ACTE PREMIER - SCÈNE XIV



LES MEMES, JEAN , PUIS LUCIENNE, SOLDIGNAC , PUIS, PONTAGNAC.

JEAN (paraissant au fond.)
C'est un monsieur qui demande si Monsieur est visible ?

VATELIN
Qui ça ?

JEAN
Mr. Soldignac.

MAGGY
Ma mari !

VATELIN
Lui ! (À Jean.)
Oui, tout de suite, je suis à lui(Jean sort.)
Qu'est-ce qu'il vient faire ?

MAGGY
Je sais pas ! vous presser la main, pouisqu'il est à Paris.

VATELIN
En tous cas, il ne faut pas qu'il vous voie ! Tenez, filez par là !
(Il lui indique la porte à droite, 1er plan, et la fait passer. )

MAGGY
All right ! à ce soir !…

VATELIN
Oui, oui, c'est entendu.

MAGGY
Quarante-houit roue Roquepaïne !…

VATELIN
Roue Roquepaïne ! allez ! allez !

MAGGY
J'allai ! j'allai !… O you wicked thing… I love you !
(Elle sort de droite. )

VATELIN
Oh ! les conséquences d'une faute !… Dire que je n'ai trompé qu'une fois ma femme depuis que je suis marié… et j'étais excusable, puisque j'avais le mal de mer… Eh ! bien, voilà !…

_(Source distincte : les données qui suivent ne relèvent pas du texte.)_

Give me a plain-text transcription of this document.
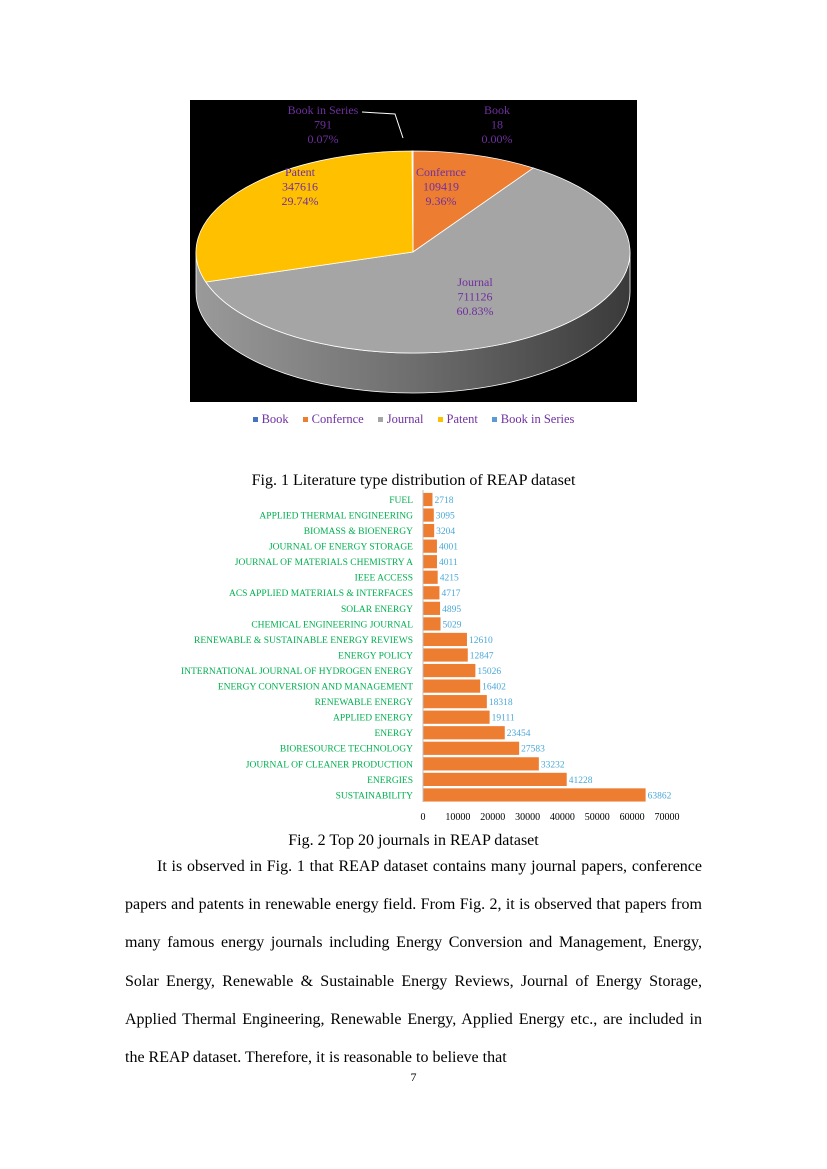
Book 18 0.00%
Confernce 109419 9.36%
Journal 711126 60.83%
Patent 347616 29.74%
Book in Series 791 0.07%
Book Confernce Journal Patent Book in Series
Fig. 1 Literature type distribution of REAP dataset
FUEL 2718
APPLIED THERMAL ENGINEERING 3095
BIOMASS & BIOENERGY 3204
JOURNAL OF ENERGY STORAGE	4001
JOURNAL OF MATERIALS CHEMISTRY A	4011
IEEE ACCESS	4215
ACS APPLIED MATERIALS & INTERFACES	4717
SOLAR ENERGY	4895
CHEMICAL ENGINEERING JOURNAL	5029
RENEWABLE & SUSTAINABLE ENERGY REVIEWS	12610
ENERGY POLICY	12847
INTERNATIONAL JOURNAL OF HYDROGEN ENERGY	15026
ENERGY CONVERSION AND MANAGEMENT	16402
RENEWABLE ENERGY	18318
APPLIED ENERGY	19111
ENERGY	23454
BIORESOURCE TECHNOLOGY	27583
JOURNAL OF CLEANER PRODUCTION	33232
ENERGIES	41228
SUSTAINABILITY	63862
0 10000 20000 30000 40000 50000 60000 70000
Fig. 2 Top 20 journals in REAP dataset

It is observed in Fig. 1 that REAP dataset contains many journal papers, conference papers and patents in renewable energy field. From Fig. 2, it is observed that papers from many famous energy journals including Energy Conversion and Management, Energy, Solar Energy, Renewable & Sustainable Energy Reviews, Journal of Energy Storage, Applied Thermal Engineering, Renewable Energy, Applied Energy etc., are included in the REAP dataset. Therefore, it is reasonable to believe that

7
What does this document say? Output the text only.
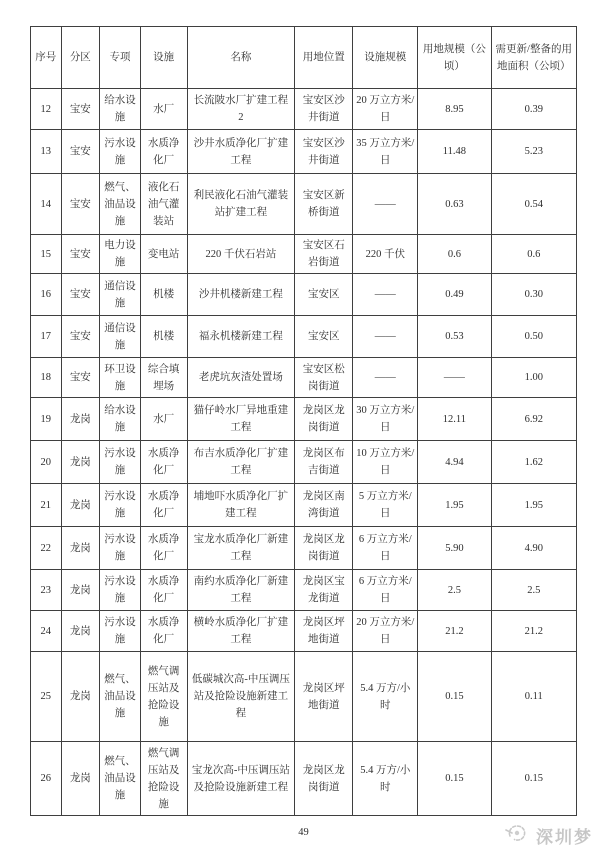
序号	分区	专项	设施	名称	用地位置	设施规模	用地规模（公顷）	需更新/整备的用地面积（公顷）
12	宝安	给水设施	水厂	长流陂水厂扩建工程 2	宝安区沙井街道	20 万立方米/日	8.95	0.39
13	宝安	污水设施	水质净化厂	沙井水质净化厂扩建工程	宝安区沙井街道	35 万立方米/日	11.48	5.23
14	宝安	燃气、油品设施	液化石油气灌装站	利民液化石油气灌装站扩建工程	宝安区新桥街道	——	0.63	0.54
15	宝安	电力设施	变电站	220 千伏石岩站	宝安区石岩街道	220 千伏	0.6	0.6
16	宝安	通信设施	机楼	沙井机楼新建工程	宝安区	——	0.49	0.30
17	宝安	通信设施	机楼	福永机楼新建工程	宝安区	——	0.53	0.50
18	宝安	环卫设施	综合填埋场	老虎坑灰渣处置场	宝安区松岗街道	——	——	1.00
19	龙岗	给水设施	水厂	猫仔岭水厂异地重建工程	龙岗区龙岗街道	30 万立方米/日	12.11	6.92
20	龙岗	污水设施	水质净化厂	布吉水质净化厂扩建工程	龙岗区布吉街道	10 万立方米/日	4.94	1.62
21	龙岗	污水设施	水质净化厂	埔地吓水质净化厂扩建工程	龙岗区南湾街道	5 万立方米/日	1.95	1.95
22	龙岗	污水设施	水质净化厂	宝龙水质净化厂新建工程	龙岗区龙岗街道	6 万立方米/日	5.90	4.90
23	龙岗	污水设施	水质净化厂	南约水质净化厂新建工程	龙岗区宝龙街道	6 万立方米/日	2.5	2.5
24	龙岗	污水设施	水质净化厂	横岭水质净化厂扩建工程	龙岗区坪地街道	20 万立方米/日	21.2	21.2
25	龙岗	燃气、油品设施	燃气调压站及抢险设施	低碳城次高-中压调压站及抢险设施新建工程	龙岗区坪地街道	5.4 万方/小时	0.15	0.11
26	龙岗	燃气、油品设施	燃气调压站及抢险设施	宝龙次高-中压调压站及抢险设施新建工程	龙岗区龙岗街道	5.4 万方/小时	0.15	0.15
49	深圳梦
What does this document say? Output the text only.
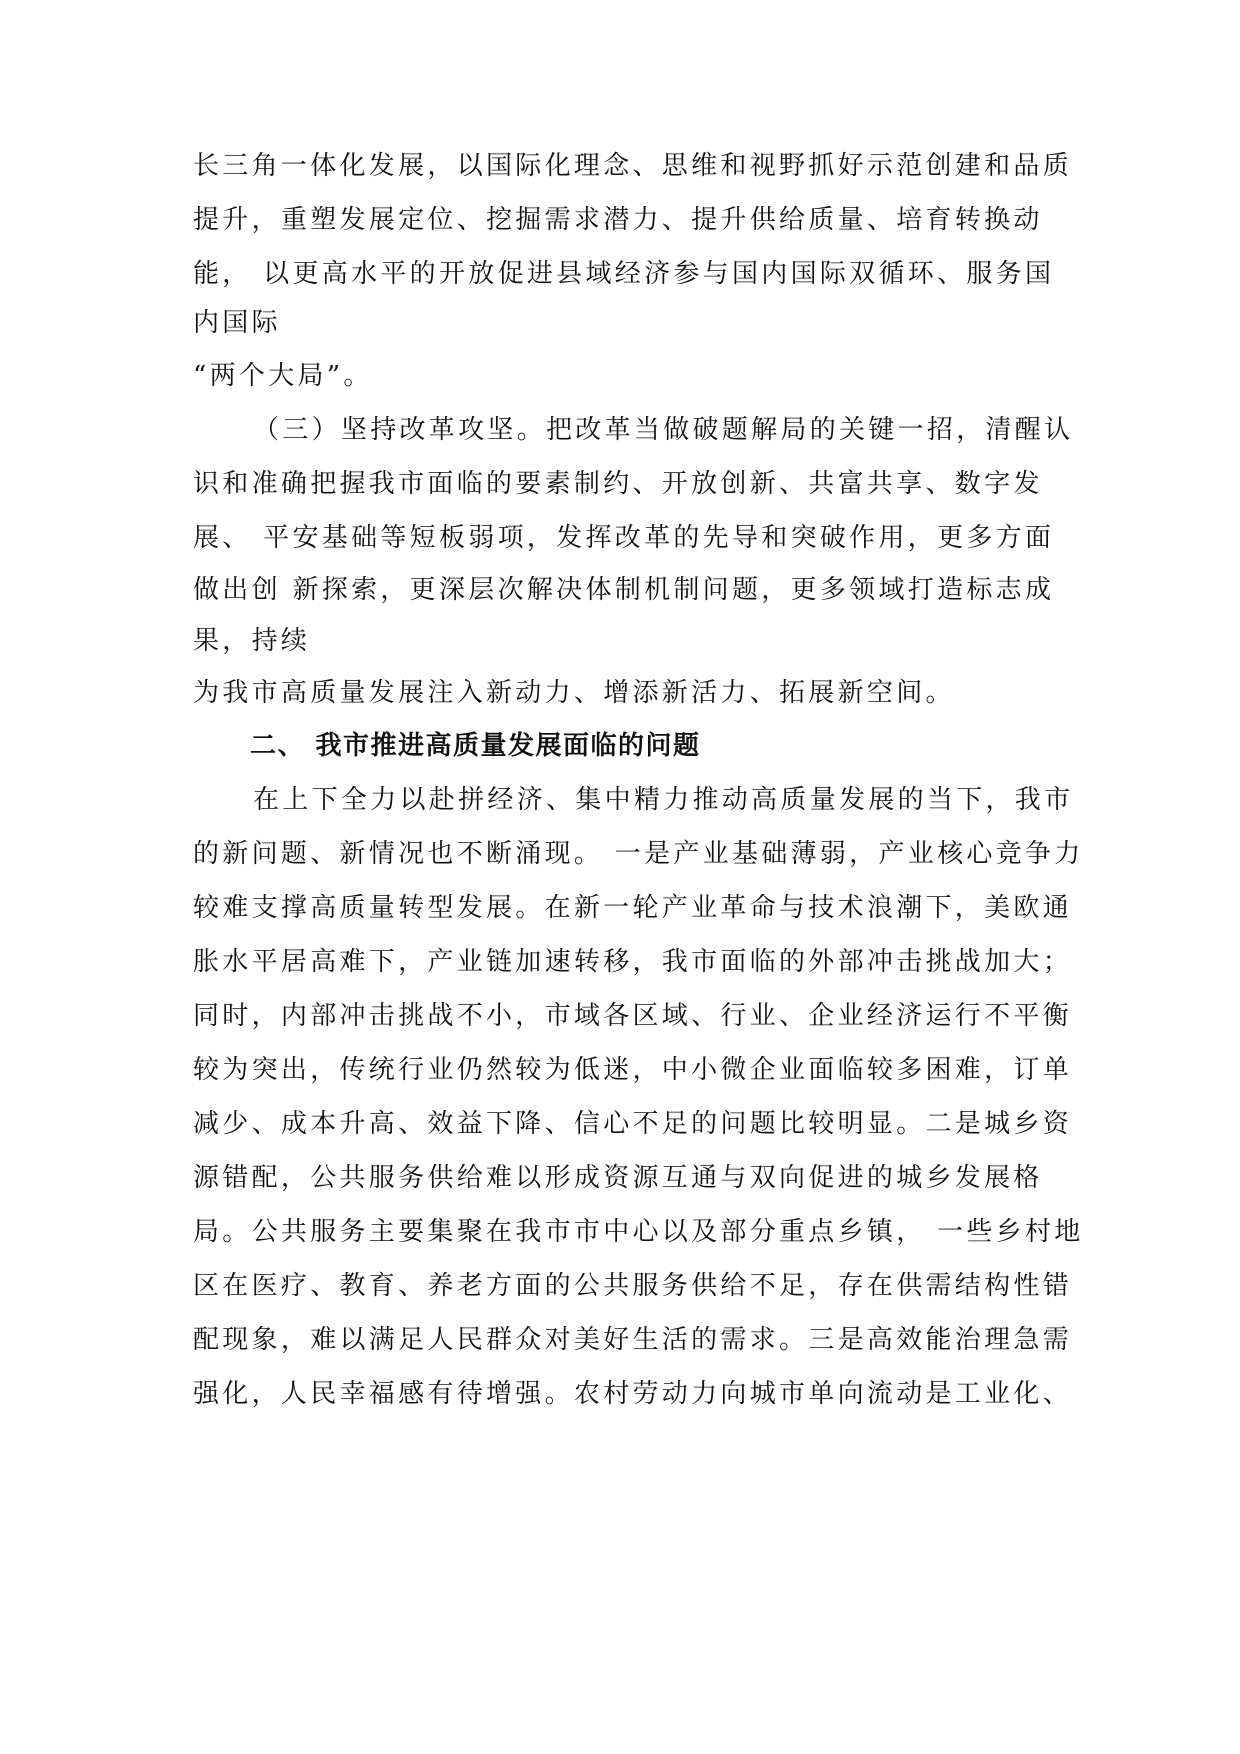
长三角一体化发展，以国际化理念、思维和视野抓好示范创建和品质
提升，重塑发展定位、挖掘需求潜力、提升供给质量、培育转换动
能， 以更高水平的开放促进县域经济参与国内国际双循环、服务国
内国际
“两个大局”。
（三）坚持改革攻坚。把改革当做破题解局的关键一招，清醒认
识和准确把握我市面临的要素制约、开放创新、共富共享、数字发
展、 平安基础等短板弱项，发挥改革的先导和突破作用，更多方面
做出创 新探索，更深层次解决体制机制问题，更多领域打造标志成
果，持续
为我市高质量发展注入新动力、增添新活力、拓展新空间。
二、 我市推进高质量发展面临的问题
在上下全力以赴拼经济、集中精力推动高质量发展的当下，我市
的新问题、新情况也不断涌现。 一是产业基础薄弱，产业核心竞争力
较难支撑高质量转型发展。在新一轮产业革命与技术浪潮下，美欧通
胀水平居高难下，产业链加速转移，我市面临的外部冲击挑战加大；
同时，内部冲击挑战不小，市域各区域、行业、企业经济运行不平衡
较为突出，传统行业仍然较为低迷，中小微企业面临较多困难，订单
减少、成本升高、效益下降、信心不足的问题比较明显。二是城乡资
源错配，公共服务供给难以形成资源互通与双向促进的城乡发展格
局。公共服务主要集聚在我市市中心以及部分重点乡镇， 一些乡村地
区在医疗、教育、养老方面的公共服务供给不足，存在供需结构性错
配现象，难以满足人民群众对美好生活的需求。三是高效能治理急需
强化，人民幸福感有待增强。农村劳动力向城市单向流动是工业化、
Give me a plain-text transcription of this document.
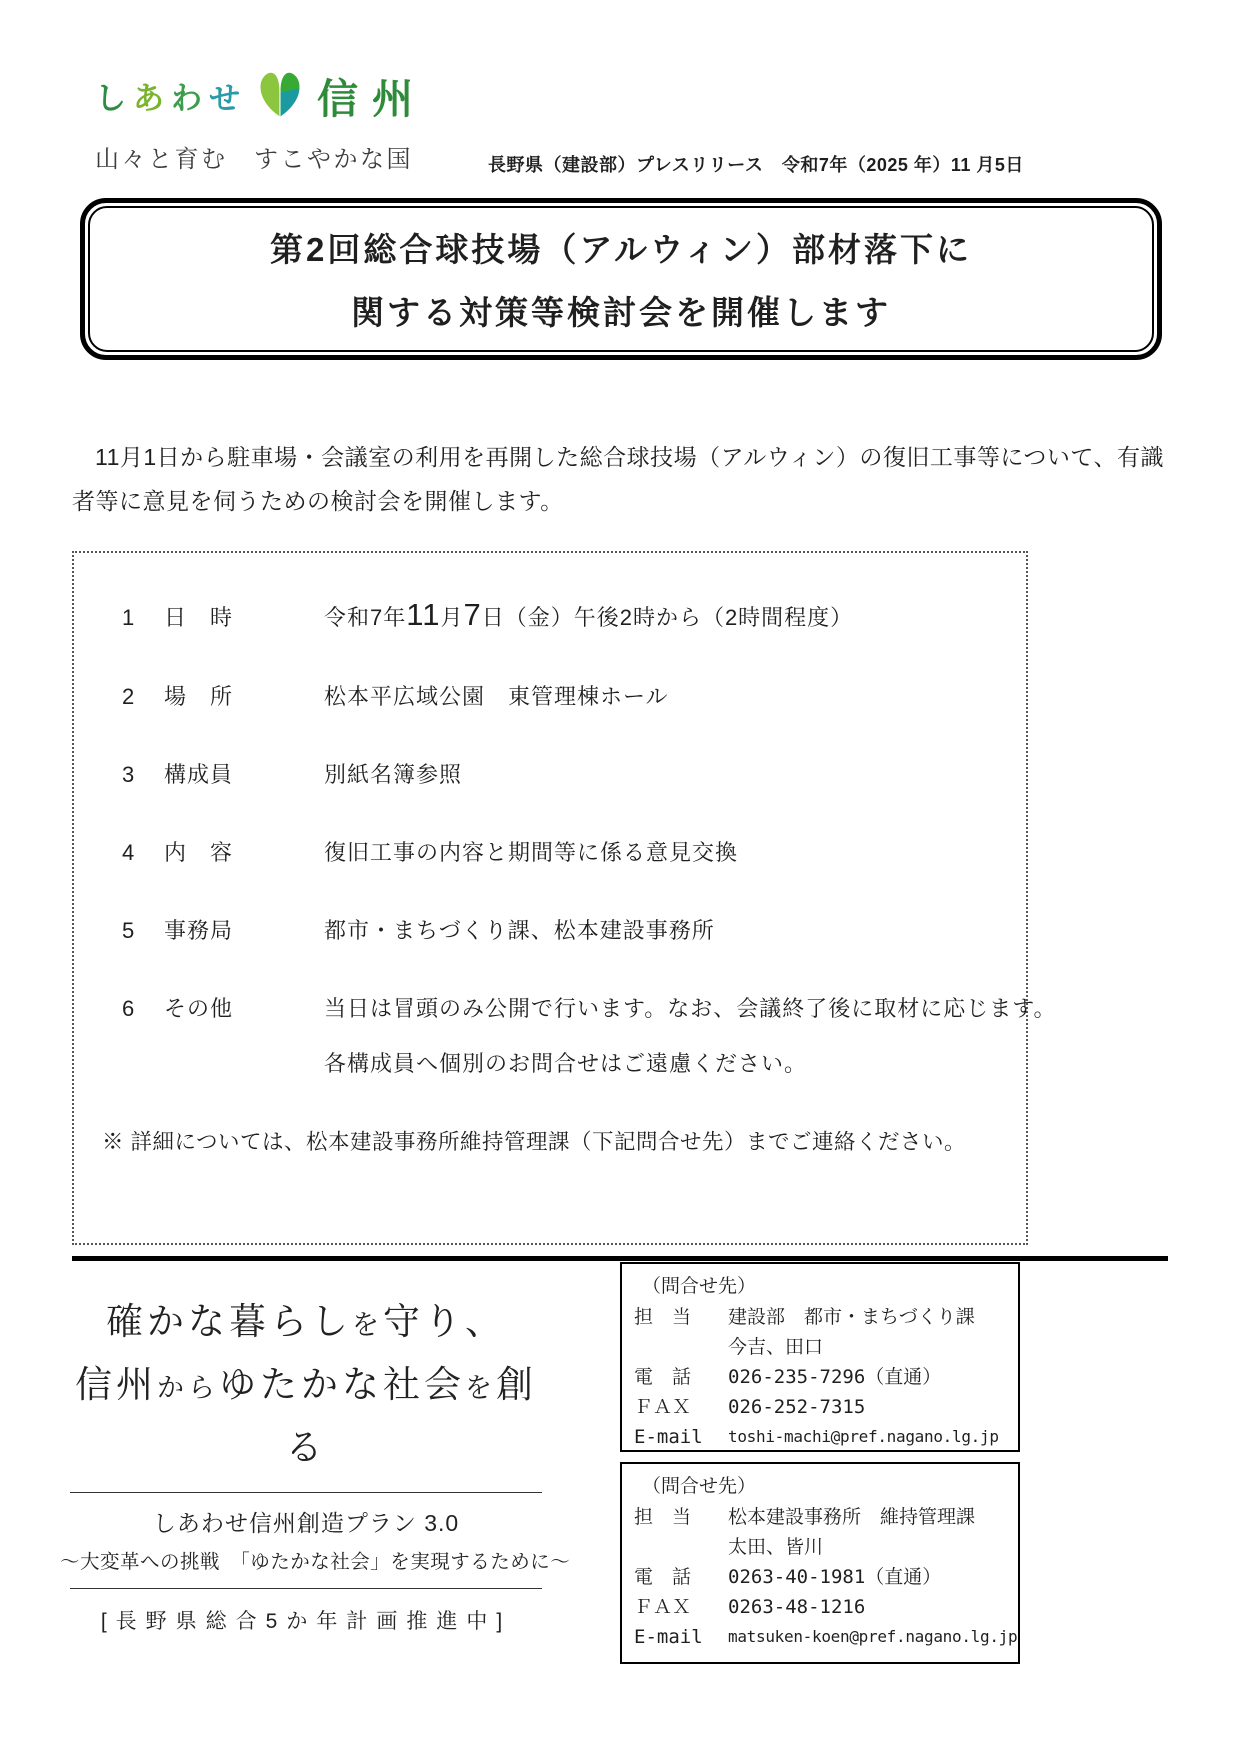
しあわせ 信州
山々と育む　すこやかな国	長野県（建設部）プレスリリース　令和7年（2025 年）11 月5日
第2回総合球技場（アルウィン）部材落下に
関する対策等検討会を開催します

11月1日から駐車場・会議室の利用を再開した総合球技場（アルウィン）の復旧工事等について、有識者等に意見を伺うための検討会を開催します。

1	日　時	令和7年11月7日（金）午後2時から（2時間程度）
2	場　所	松本平広域公園　東管理棟ホール
3	構成員	別紙名簿参照
4	内　容	復旧工事の内容と期間等に係る意見交換
5	事務局	都市・まちづくり課、松本建設事務所
6	その他	当日は冒頭のみ公開で行います。なお、会議終了後に取材に応じます。
各構成員へ個別のお問合せはご遠慮ください。
※ 詳細については、松本建設事務所維持管理課（下記問合せ先）までご連絡ください。
確かな暮らしを守り、
信州からゆたかな社会を創る
しあわせ信州創造プラン 3.0
～大変革への挑戦　「ゆたかな社会」を実現するために～
[長野県総合5か年計画推進中]
（問合せ先）
担　当	建設部　都市・まちづくり課
今吉、田口
電　話	026-235-7296（直通）
ＦＡＸ	026-252-7315
E-mail	toshi-machi@pref.nagano.lg.jp
（問合せ先）
担　当	松本建設事務所　維持管理課
太田、皆川
電　話	0263-40-1981（直通）
ＦＡＸ	0263-48-1216
E-mail	matsuken-koen@pref.nagano.lg.jp
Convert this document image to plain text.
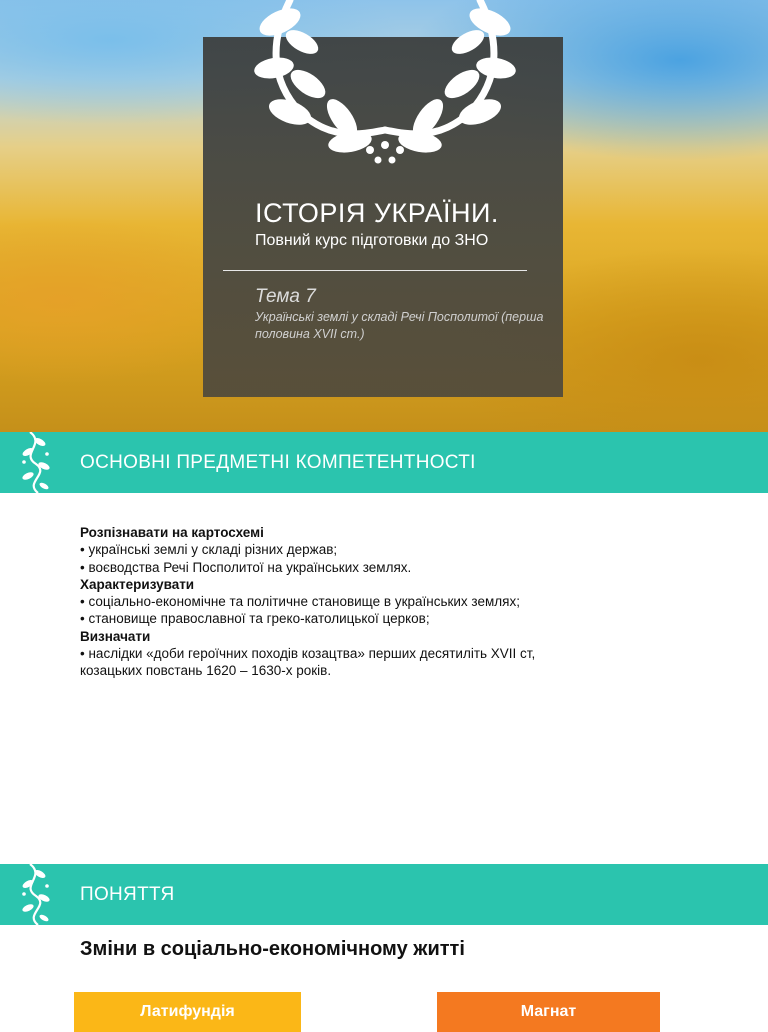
ІСТОРІЯ УКРАЇНИ.
Повний курс підготовки до ЗНО
Тема 7
Українські землі у складі Речі Посполитої (перша половина XVII ст.)
ОСНОВНІ ПРЕДМЕТНІ КОМПЕТЕНТНОСТІ
Розпізнавати на картосхемі
• українські землі у складі різних держав;
• воєводства Речі Посполитої на українських землях.
Характеризувати
• соціально-економічне та політичне становище в українських землях;
• становище православної та греко-католицької церков;
Визначати
• наслідки «доби героїчних походів козацтва» перших десятиліть XVII ст,
козацьких повстань 1620 – 1630-х років.
ПОНЯТТЯ
Зміни в соціально-економічному житті
Латифундія	Магнат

LUCIENNE (paraissant à gauche.)
Cette dame est partie ?…

VATELIN
Oui, oui !

LUCIENNE
Qui a sonné ?

VATELIN
Un ami que j'ai connu à Londres.

JEAN (introduisant Soldignac.)
M. Soldignac !

SOLDIGNAC (accent anglais.)
Eh ! bonjour, cher ami, comment vous va ?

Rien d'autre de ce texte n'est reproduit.